I abandoned Amazon recently, because I didn't like quite a lot of the things they were doing, including pulling Wikileaks from their servers. They're not unionised either, so I assume their warehouses are sweatshop hellholes. I cancelled a £900 camera purchase, and moved book purchases to The Book Depository (fine views from the second-floor windows of their Texas branch): not such a good website but cheap, efficient and slightly less evil.
Now Amazon's bought that too. They're not content with owning ABE, the wonderful global network of second-hand bookshops. So I'm screwed: I've got to deal with evil if I ever want to buy a book again.
I could go to my local bookshop, you might whinge. Well, not really. It's Waterstone's, which is very poor, and if I restricted my second-hand purchases to the local charity shops, I'd soon be churning out academic papers on the Collected Works of Jeremy Clarkson and Catherine Cookson, because that's all they stock.
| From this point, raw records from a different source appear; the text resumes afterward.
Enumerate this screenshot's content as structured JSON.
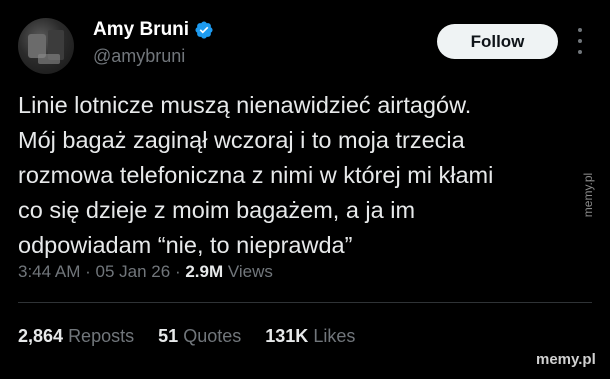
{
  "author": {
    "display_name": "Amy Bruni",
    "handle": "@amybruni",
    "verified": true,
    "verified_color": "#1d9bf0"
  },
  "follow_button": {
    "label": "Follow"
  },
  "more_menu": {
    "icon": "more-vertical-icon"
  },
  "tweet": {
    "lines": [
      "Linie lotnicze muszą nienawidzieć airtagów.",
      "Mój bagaż zaginął wczoraj i to moja trzecia",
      "rozmowa telefoniczna z nimi w której mi kłami",
      "co się dzieje z moim bagażem, a ja im",
      "odpowiadam “nie, to nieprawda”"
    ]
  },
  "meta": {
    "time": "3:44 AM",
    "separator": "·",
    "date": "05 Jan 26",
    "views_count": "2.9M",
    "views_label": "Views"
  },
  "stats": {
    "reposts_count": "2,864",
    "reposts_label": "Reposts",
    "quotes_count": "51",
    "quotes_label": "Quotes",
    "likes_count": "131K",
    "likes_label": "Likes"
  },
  "watermarks": {
    "side": "memy.pl",
    "bottom": "memy.pl"
  }
}
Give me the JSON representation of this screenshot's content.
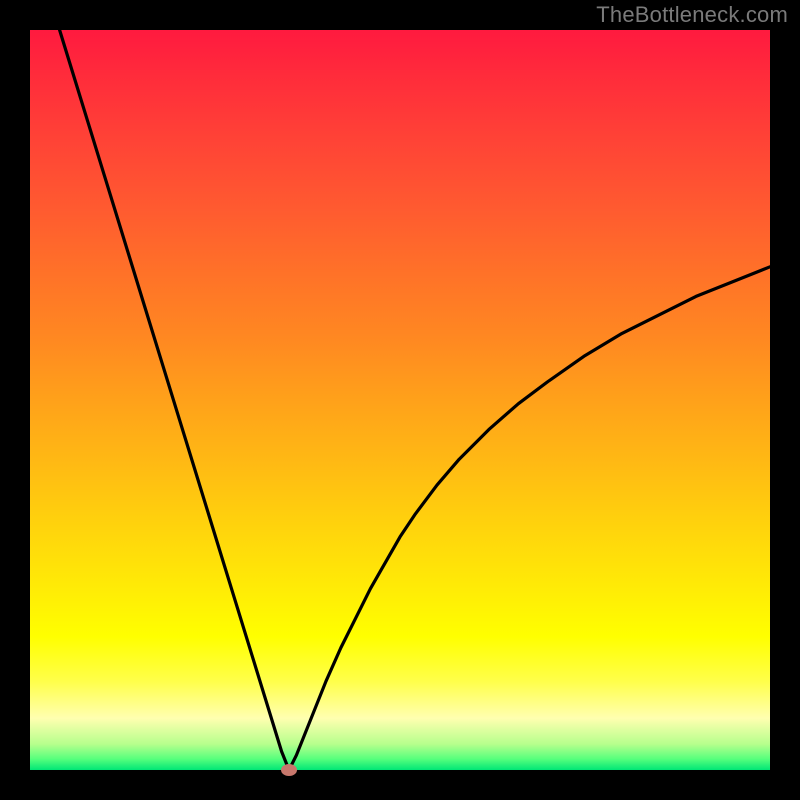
{
  "watermark": "TheBottleneck.com",
  "chart_data": {
    "type": "line",
    "title": "",
    "xlabel": "",
    "ylabel": "",
    "xlim": [
      0,
      100
    ],
    "ylim": [
      0,
      100
    ],
    "grid": false,
    "legend": false,
    "series": [
      {
        "name": "bottleneck-curve",
        "x": [
          4,
          6,
          8,
          10,
          12,
          14,
          16,
          18,
          20,
          22,
          24,
          26,
          28,
          30,
          32,
          34,
          35,
          36,
          38,
          40,
          42,
          44,
          46,
          48,
          50,
          52,
          55,
          58,
          62,
          66,
          70,
          75,
          80,
          85,
          90,
          95,
          100
        ],
        "values": [
          100,
          93.5,
          87,
          80.5,
          74,
          67.5,
          61,
          54.5,
          48,
          41.5,
          35,
          28.5,
          22,
          15.5,
          9,
          2.5,
          0,
          2,
          7,
          12,
          16.5,
          20.5,
          24.5,
          28,
          31.5,
          34.5,
          38.5,
          42,
          46,
          49.5,
          52.5,
          56,
          59,
          61.5,
          64,
          66,
          68
        ]
      }
    ],
    "annotations": [
      {
        "name": "optimum-marker",
        "x": 35,
        "y": 0,
        "color": "#c7776c"
      }
    ],
    "background_gradient": {
      "top": "#ff1a3f",
      "mid": "#ffff00",
      "bottom": "#00e676"
    }
  }
}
There are a couple of places left unstrangled by Amazon:
Housmans - the socialist and peace bookshop, which is thoroughly unionised.
Left on the Shelf - for all your used leftwing requirements.
But for anything else? You pay Amazon, whether you like it or not.
1 comment:
After seeing features on the Late Review, in the Saturday Guardian, and going to our colleague's paper on the author, I tried to buy the new edition of the Gormenghast trilogy in Walsall's Waterstones last Saturday. They'd never heard of it. Unfazed, I went to Leamington's Waterstones on Sunday, like you do, and they'd never heard of it either. On Sunday night I ordered it from Amazon and it arrived, quite a few quid cheaper than shop price, on Tuesday morning. That's the trouble with the devil; when it comes to coming up with the goods there's no real competition.